In GR, spacetime is curved. If you use some coordinates, the rate your position coordinates change compared to your time coordinate changes could vary. But when people say the speed of light is constant what they meant was those two inertially moving people pull out their clocks and rulers and measure a speed and they get the same result.
We should say invariant rather than constant, since it is talking about how it appears to different people. But the word constant is already out there so we will have to hear questions about that word. And GR has that too. Since the laws of physics actually predict that light moves at the numerical value of $c$ if differently moving inertial observers measured it differently then different inertial observers would have to have different laws of physics.
That's annoying to have to write different laws for people that are no different except that they are moving inertially with different starting velocities. It's not even what we want. One person could get the laws we are used to and then what, everyone else has to get different ones? And after all, we'd just ask how you decide to assign laws and someone would try to call that the law and then it will end up not depending on the observer any more or else no one will know how to assign that big law and we'll be back to that alternative to SR where one person is right and everyone else is wrong but no one knows who.
Why bother? We can write laws that treat everyone the same and these agree with observation. They might seem weird to people that are only used to people moving slowly compared to each other and who stay away from strong curvature. But the alternative is so painfully biased or complicated almost nobody even bothers to consider those options.
A: 
How do we know the speed of light is constant and spacetime dilates rather than vice versa?
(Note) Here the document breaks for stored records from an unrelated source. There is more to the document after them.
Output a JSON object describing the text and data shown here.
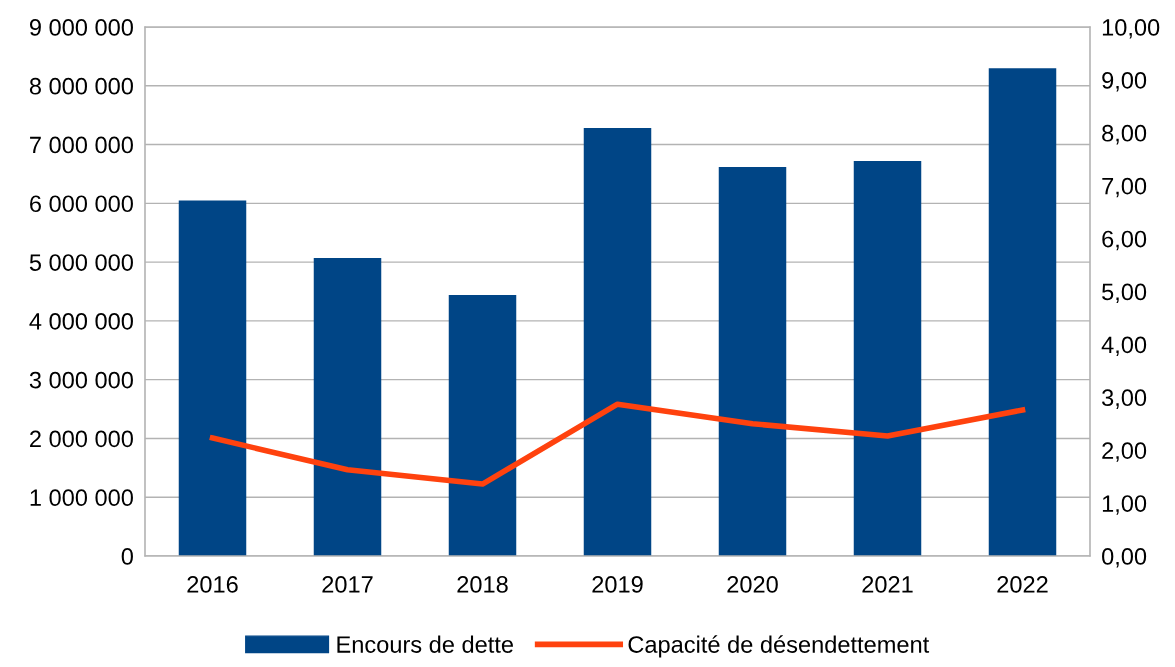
{
  "chart_data": {
    "type": "bar",
    "categories": [
      "2016",
      "2017",
      "2018",
      "2019",
      "2020",
      "2021",
      "2022"
    ],
    "series": [
      {
        "name": "Encours de dette",
        "color": "#004586",
        "values": [
          6050000,
          5070000,
          4440000,
          7280000,
          6620000,
          6720000,
          8300000
        ]
      },
      {
        "name": "Capacité de désendettement",
        "color": "#ff420e",
        "type": "line",
        "axis": "y2",
        "values": [
          2.23,
          1.63,
          1.36,
          2.87,
          2.5,
          2.27,
          2.76
        ]
      }
    ],
    "ylim": [
      0,
      9000000
    ],
    "yticks": [
      0,
      {
        "value": 1000000,
        "label": "1 000 000"
      },
      {
        "value": 2000000,
        "label": "2 000 000"
      },
      {
        "value": 3000000,
        "label": "3 000 000"
      },
      {
        "value": 4000000,
        "label": "4 000 000"
      },
      {
        "value": 5000000,
        "label": "5 000 000"
      },
      {
        "value": 6000000,
        "label": "6 000 000"
      },
      {
        "value": 7000000,
        "label": "7 000 000"
      },
      {
        "value": 8000000,
        "label": "8 000 000"
      },
      {
        "value": 9000000,
        "label": "9 000 000"
      }
    ],
    "y2lim": [
      0,
      10
    ],
    "y2ticks": [
      {
        "value": 0,
        "label": "0,00"
      },
      {
        "value": 1,
        "label": "1,00"
      },
      {
        "value": 2,
        "label": "2,00"
      },
      {
        "value": 3,
        "label": "3,00"
      },
      {
        "value": 4,
        "label": "4,00"
      },
      {
        "value": 5,
        "label": "5,00"
      },
      {
        "value": 6,
        "label": "6,00"
      },
      {
        "value": 7,
        "label": "7,00"
      },
      {
        "value": 8,
        "label": "8,00"
      },
      {
        "value": 9,
        "label": "9,00"
      },
      {
        "value": 10,
        "label": "10,00"
      }
    ],
    "grid": "y",
    "legend": "bottom",
    "marker": "none"
  }
}
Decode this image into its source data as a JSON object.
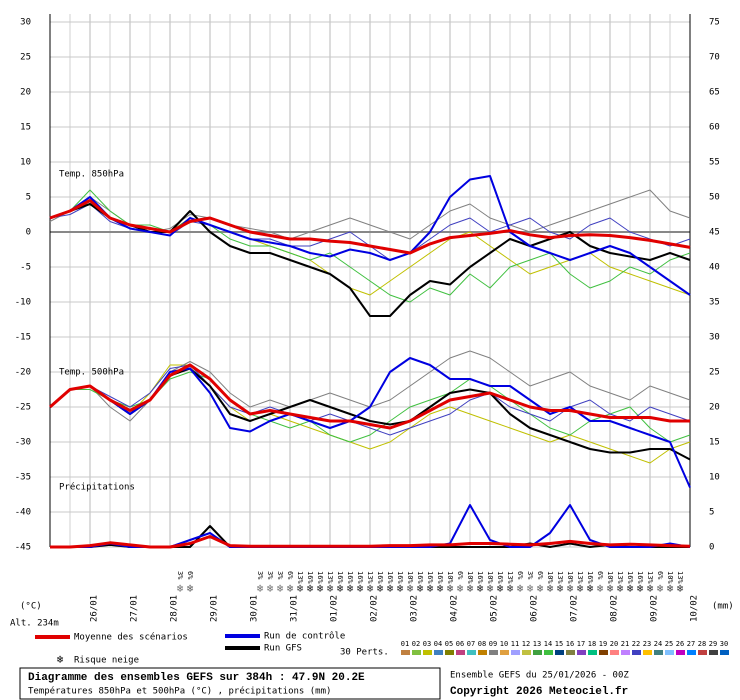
{
  "chart_data": {
    "type": "line",
    "title": "Diagramme des ensembles GEFS sur 384h : 47.9N 20.2E",
    "subtitle": "Températures 850hPa et 500hPa (°C) , précipitations (mm)",
    "run": "Ensemble GEFS du 25/01/2026 - 00Z",
    "copyright": "Copyright 2026 Meteociel.fr",
    "altitude": "Alt. 234m",
    "y_label": "(°C)",
    "y2_label": "(mm)",
    "annotations": [
      "Temp. 850hPa",
      "Temp. 500hPa",
      "Précipitations"
    ],
    "grid": true,
    "xlim": [
      0,
      384
    ],
    "xticks": [
      {
        "value": 24,
        "label": "26/01"
      },
      {
        "value": 48,
        "label": "27/01"
      },
      {
        "value": 72,
        "label": "28/01"
      },
      {
        "value": 96,
        "label": "29/01"
      },
      {
        "value": 120,
        "label": "30/01"
      },
      {
        "value": 144,
        "label": "31/01"
      },
      {
        "value": 168,
        "label": "01/02"
      },
      {
        "value": 192,
        "label": "02/02"
      },
      {
        "value": 216,
        "label": "03/02"
      },
      {
        "value": 240,
        "label": "04/02"
      },
      {
        "value": 264,
        "label": "05/02"
      },
      {
        "value": 288,
        "label": "06/02"
      },
      {
        "value": 312,
        "label": "07/02"
      },
      {
        "value": 336,
        "label": "08/02"
      },
      {
        "value": 360,
        "label": "09/02"
      },
      {
        "value": 384,
        "label": "10/02"
      }
    ],
    "ylim": [
      -45,
      30
    ],
    "yticks": [
      -45,
      -40,
      -35,
      -30,
      -25,
      -20,
      -15,
      -10,
      -5,
      0,
      5,
      10,
      15,
      20,
      25,
      30
    ],
    "y2lim": [
      0,
      75
    ],
    "y2ticks": [
      0,
      5,
      10,
      15,
      20,
      25,
      30,
      35,
      40,
      45,
      50,
      55,
      60,
      65,
      70,
      75
    ],
    "x": [
      0,
      12,
      24,
      36,
      48,
      60,
      72,
      84,
      96,
      108,
      120,
      132,
      144,
      156,
      168,
      180,
      192,
      204,
      216,
      228,
      240,
      252,
      264,
      276,
      288,
      300,
      312,
      324,
      336,
      348,
      360,
      372,
      384
    ],
    "series": [
      {
        "name": "03",
        "color": "#c0c000",
        "width": 1,
        "values": [
          2,
          3,
          4,
          2,
          1,
          0.5,
          0,
          2,
          1,
          0,
          -1,
          -2,
          -3,
          -4,
          -6,
          -8,
          -9,
          -7,
          -5,
          -3,
          -1,
          0,
          -2,
          -4,
          -6,
          -5,
          -4,
          -3,
          -5,
          -6,
          -7,
          -8,
          -9
        ]
      },
      {
        "name": "09",
        "color": "#808080",
        "width": 1,
        "values": [
          1.5,
          3,
          5,
          3,
          1,
          0,
          0.5,
          2.5,
          2,
          1,
          0.5,
          0,
          -1,
          0,
          1,
          2,
          1,
          0,
          -1,
          1,
          3,
          4,
          2,
          1,
          0,
          1,
          2,
          3,
          4,
          5,
          6,
          3,
          2
        ]
      },
      {
        "name": "14",
        "color": "#40c040",
        "width": 1,
        "values": [
          2,
          3,
          6,
          3,
          1,
          1,
          0,
          2,
          1,
          -1,
          -2,
          -2,
          -3,
          -4,
          -3,
          -5,
          -7,
          -9,
          -10,
          -8,
          -9,
          -6,
          -8,
          -5,
          -4,
          -3,
          -6,
          -8,
          -7,
          -5,
          -6,
          -4,
          -3
        ]
      },
      {
        "name": "22",
        "color": "#4040c0",
        "width": 1,
        "values": [
          2,
          2.5,
          4,
          1.5,
          0.5,
          0,
          -0.5,
          1.5,
          1,
          0,
          -1,
          -1,
          -2,
          -2,
          -1,
          0,
          -2,
          -4,
          -3,
          -1,
          1,
          2,
          0,
          1,
          2,
          0,
          -1,
          1,
          2,
          0,
          -1,
          -2,
          -1
        ]
      },
      {
        "name": "03",
        "color": "#c0c000",
        "width": 1,
        "values": [
          -25,
          -22.5,
          -22,
          -24,
          -26,
          -23,
          -19,
          -19,
          -22,
          -25,
          -27,
          -26,
          -27,
          -28,
          -29,
          -30,
          -31,
          -30,
          -28,
          -26,
          -25,
          -26,
          -27,
          -28,
          -29,
          -30,
          -29,
          -30,
          -31,
          -32,
          -33,
          -31,
          -30
        ]
      },
      {
        "name": "09",
        "color": "#808080",
        "width": 1,
        "values": [
          -25,
          -22.5,
          -22,
          -25,
          -27,
          -24,
          -20,
          -18.5,
          -20,
          -23,
          -25,
          -24,
          -25,
          -24,
          -23,
          -24,
          -25,
          -24,
          -22,
          -20,
          -18,
          -17,
          -18,
          -20,
          -22,
          -21,
          -20,
          -22,
          -23,
          -24,
          -22,
          -23,
          -24
        ]
      },
      {
        "name": "14",
        "color": "#40c040",
        "width": 1,
        "values": [
          -25,
          -22.5,
          -22.5,
          -24,
          -25,
          -24,
          -21,
          -20,
          -21,
          -24,
          -26,
          -27,
          -28,
          -27,
          -29,
          -30,
          -29,
          -27,
          -25,
          -24,
          -23,
          -21,
          -22,
          -24,
          -26,
          -28,
          -29,
          -27,
          -26,
          -25,
          -28,
          -30,
          -29
        ]
      },
      {
        "name": "22",
        "color": "#4040c0",
        "width": 1,
        "values": [
          -25,
          -22.5,
          -22,
          -23.5,
          -25,
          -23,
          -19.5,
          -19,
          -22,
          -25,
          -26,
          -25,
          -26,
          -27,
          -26,
          -27,
          -28,
          -29,
          -28,
          -27,
          -26,
          -24,
          -23,
          -25,
          -26,
          -27,
          -25,
          -24,
          -26,
          -27,
          -25,
          -26,
          -27
        ]
      },
      {
        "name": "Run GFS",
        "color": "#000000",
        "width": 2,
        "values": [
          2,
          3,
          4,
          2,
          1,
          0,
          0,
          3,
          0,
          -2,
          -3,
          -3,
          -4,
          -5,
          -6,
          -8,
          -12,
          -12,
          -9,
          -7,
          -7.5,
          -5,
          -3,
          -1,
          -2,
          -1,
          0,
          -2,
          -3,
          -3.5,
          -4,
          -3,
          -4
        ]
      },
      {
        "name": "Run de contrôle",
        "color": "#0000e0",
        "width": 2,
        "values": [
          2,
          3,
          5,
          2,
          0.5,
          0,
          -0.5,
          2,
          1,
          0,
          -1,
          -1.5,
          -2,
          -3,
          -3.5,
          -2.5,
          -3,
          -4,
          -3,
          0,
          5,
          7.5,
          8,
          0,
          -2,
          -3,
          -4,
          -3,
          -2,
          -3,
          -5,
          -7,
          -9
        ]
      },
      {
        "name": "Moyenne des scénarios",
        "color": "#e00000",
        "width": 3,
        "values": [
          2,
          3,
          4.5,
          2,
          1,
          0.5,
          0,
          1.5,
          2,
          1,
          0,
          -0.5,
          -1,
          -1,
          -1.3,
          -1.5,
          -2,
          -2.5,
          -3,
          -1.7,
          -0.8,
          -0.5,
          -0.2,
          0.2,
          -0.4,
          -0.8,
          -0.5,
          -0.4,
          -0.5,
          -0.8,
          -1.2,
          -1.7,
          -2.2
        ]
      },
      {
        "name": "Run GFS",
        "color": "#000000",
        "width": 2,
        "values": [
          -25,
          -22.5,
          -22,
          -24,
          -26,
          -24,
          -20.5,
          -19.5,
          -22,
          -26,
          -27,
          -26,
          -25,
          -24,
          -25,
          -26,
          -27,
          -27.5,
          -27,
          -25,
          -23,
          -22.5,
          -23,
          -26,
          -28,
          -29,
          -30,
          -31,
          -31.5,
          -31.5,
          -31,
          -31,
          -32.5
        ]
      },
      {
        "name": "Run de contrôle",
        "color": "#0000e0",
        "width": 2,
        "values": [
          -25,
          -22.5,
          -22,
          -24,
          -26,
          -24,
          -20,
          -19.5,
          -23,
          -28,
          -28.5,
          -27,
          -26,
          -27,
          -28,
          -27,
          -25,
          -20,
          -18,
          -19,
          -21,
          -21,
          -22,
          -22,
          -24,
          -26,
          -25,
          -27,
          -27,
          -28,
          -29,
          -30,
          -36.5
        ]
      },
      {
        "name": "Moyenne des scénarios",
        "color": "#e00000",
        "width": 3,
        "values": [
          -25,
          -22.5,
          -22,
          -24,
          -25.5,
          -24,
          -20.5,
          -19,
          -21,
          -24,
          -26,
          -25.5,
          -26,
          -26.5,
          -27,
          -27,
          -27.5,
          -28,
          -27,
          -25.5,
          -24,
          -23.5,
          -23,
          -24,
          -25,
          -25.5,
          -25.5,
          -26,
          -26.5,
          -26.5,
          -26.5,
          -27,
          -27
        ]
      },
      {
        "name": "Run GFS",
        "color": "#000000",
        "width": 2,
        "axis": "y2",
        "values": [
          0,
          0,
          0,
          0.3,
          0,
          0,
          0,
          0,
          3,
          0,
          0,
          0,
          0,
          0,
          0,
          0,
          0,
          0,
          0,
          0,
          0,
          0,
          0,
          0,
          0.5,
          0,
          0.5,
          0,
          0.3,
          0,
          0,
          0,
          0
        ]
      },
      {
        "name": "Run de contrôle",
        "color": "#0000e0",
        "width": 2,
        "axis": "y2",
        "values": [
          0,
          0,
          0,
          0.5,
          0,
          0,
          0,
          1,
          2,
          0,
          0,
          0,
          0,
          0,
          0,
          0,
          0,
          0,
          0,
          0,
          0.5,
          6,
          1,
          0,
          0,
          2,
          6,
          1,
          0,
          0,
          0,
          0.5,
          0
        ]
      },
      {
        "name": "Moyenne des scénarios",
        "color": "#e00000",
        "width": 3,
        "axis": "y2",
        "values": [
          0,
          0,
          0.2,
          0.6,
          0.3,
          0,
          0,
          0.5,
          1.5,
          0.2,
          0.1,
          0.1,
          0.1,
          0.1,
          0.1,
          0.1,
          0.1,
          0.2,
          0.2,
          0.3,
          0.3,
          0.5,
          0.5,
          0.4,
          0.3,
          0.5,
          0.8,
          0.5,
          0.3,
          0.4,
          0.3,
          0.2,
          0.1
        ]
      }
    ],
    "snow_risk": {
      "label": "Risque neige",
      "color": "#5aa0e0",
      "x": [
        78,
        84,
        126,
        132,
        138,
        144,
        150,
        156,
        162,
        168,
        174,
        180,
        186,
        192,
        198,
        204,
        210,
        216,
        222,
        228,
        234,
        240,
        246,
        252,
        258,
        264,
        270,
        276,
        282,
        288,
        294,
        300,
        306,
        312,
        318,
        324,
        330,
        336,
        342,
        348,
        354,
        360,
        366,
        372,
        378
      ],
      "values": [
        3,
        6,
        3,
        3,
        3,
        6,
        13,
        16,
        16,
        13,
        16,
        16,
        16,
        13,
        16,
        16,
        16,
        10,
        16,
        16,
        16,
        10,
        6,
        10,
        16,
        10,
        16,
        13,
        6,
        3,
        6,
        10,
        13,
        10,
        13,
        16,
        6,
        10,
        13,
        16,
        16,
        13,
        6,
        10,
        13
      ],
      "value_labels": [
        "3%",
        "6%",
        "3%",
        "3%",
        "3%",
        "6%",
        "13%",
        "16%",
        "16%",
        "13%",
        "16%",
        "16%",
        "16%",
        "13%",
        "16%",
        "16%",
        "16%",
        "10%",
        "16%",
        "16%",
        "16%",
        "10%",
        "6%",
        "10%",
        "16%",
        "10%",
        "16%",
        "13%",
        "6%",
        "3%",
        "6%",
        "10%",
        "13%",
        "10%",
        "13%",
        "16%",
        "6%",
        "10%",
        "13%",
        "16%",
        "16%",
        "13%",
        "6%",
        "10%",
        "13%"
      ]
    },
    "perturbations_label": "30 Perts.",
    "perturbations": [
      {
        "name": "01",
        "color": "#c08040"
      },
      {
        "name": "02",
        "color": "#80c040"
      },
      {
        "name": "03",
        "color": "#c0c000"
      },
      {
        "name": "04",
        "color": "#4080c0"
      },
      {
        "name": "05",
        "color": "#808000"
      },
      {
        "name": "06",
        "color": "#c04080"
      },
      {
        "name": "07",
        "color": "#40c0c0"
      },
      {
        "name": "08",
        "color": "#c08000"
      },
      {
        "name": "09",
        "color": "#808080"
      },
      {
        "name": "10",
        "color": "#e0a040"
      },
      {
        "name": "11",
        "color": "#a0a0ff"
      },
      {
        "name": "12",
        "color": "#c0c040"
      },
      {
        "name": "13",
        "color": "#40a040"
      },
      {
        "name": "14",
        "color": "#40c040"
      },
      {
        "name": "15",
        "color": "#004080"
      },
      {
        "name": "16",
        "color": "#808040"
      },
      {
        "name": "17",
        "color": "#8040c0"
      },
      {
        "name": "18",
        "color": "#00c080"
      },
      {
        "name": "19",
        "color": "#804000"
      },
      {
        "name": "20",
        "color": "#ff8080"
      },
      {
        "name": "21",
        "color": "#c080ff"
      },
      {
        "name": "22",
        "color": "#4040c0"
      },
      {
        "name": "23",
        "color": "#ffc000"
      },
      {
        "name": "24",
        "color": "#408080"
      },
      {
        "name": "25",
        "color": "#80c0ff"
      },
      {
        "name": "26",
        "color": "#c000c0"
      },
      {
        "name": "27",
        "color": "#0080ff"
      },
      {
        "name": "28",
        "color": "#c04040"
      },
      {
        "name": "29",
        "color": "#404040"
      },
      {
        "name": "30",
        "color": "#0060c0"
      }
    ]
  }
}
We know that the speed of light is not constant. I'm afraid it's a popscience myth that the speed of light is constant. See Irwin Shapiro talking about it here:


Some conspiracy nut was telling me that Einstein was BS and there's a giant conspiracy that he's wrong but scientists would loose all their jobs if they admitted it. 

This isn't true. But nor is what you've been told about the speed of light. Einstein said the speed of light was not constant, repeatedly: 

He didn't abandon this idea in 1911 like this article used to say. Search the Einstein digital papers for more examples.  

Of course this is all baloney, satellite clocks need to be adjusted for time dilation and Mercury's orbit is weird. 

The GPS clocks employ microwaves, which are light waves in the wider sense. Such clocks go slower when they're lower because light goes slower when it's lower, just like Einstein said.  

But that got me thinking about how we know light is constant and space/time changes instead of the other way around? 

The locally-measured speed of light is constant because we use the local speed of light to define the second and the metre, which we then use to measure the local speed of light. The constancy is a tautology. See http://arxiv.org/abs/0705.4507. 

Can we measure space stretching without using light? 

Gravity features a radial length contraction, which is the opposite of a stretch. 

If light goes faster and we use it to measure a space, we would just say the space contracted. 

Space is radially contracted closer to the planet, and the "coordinate" speed of light is lower closer to the planet. See Baez for more on this. 

Can we measure time without using the speed of light? 

No. The second is just the duration of 9,192,631,770 microwaves passing you by. If the light goes slower, the second is bigger. 

Does the math work out if you set space and time constant but have changing light speed?

There is a way to do it, but not the way you suggest. The changing light speed means the time isn't constant. However the metre is. The metre is the length of the path travelled by light in vacuum during a time interval of 1/299,792,458th of a second. When the light goes slower your second is bigger, but the slower light and the bigger second cancel each other out, leaving the metre unchanged.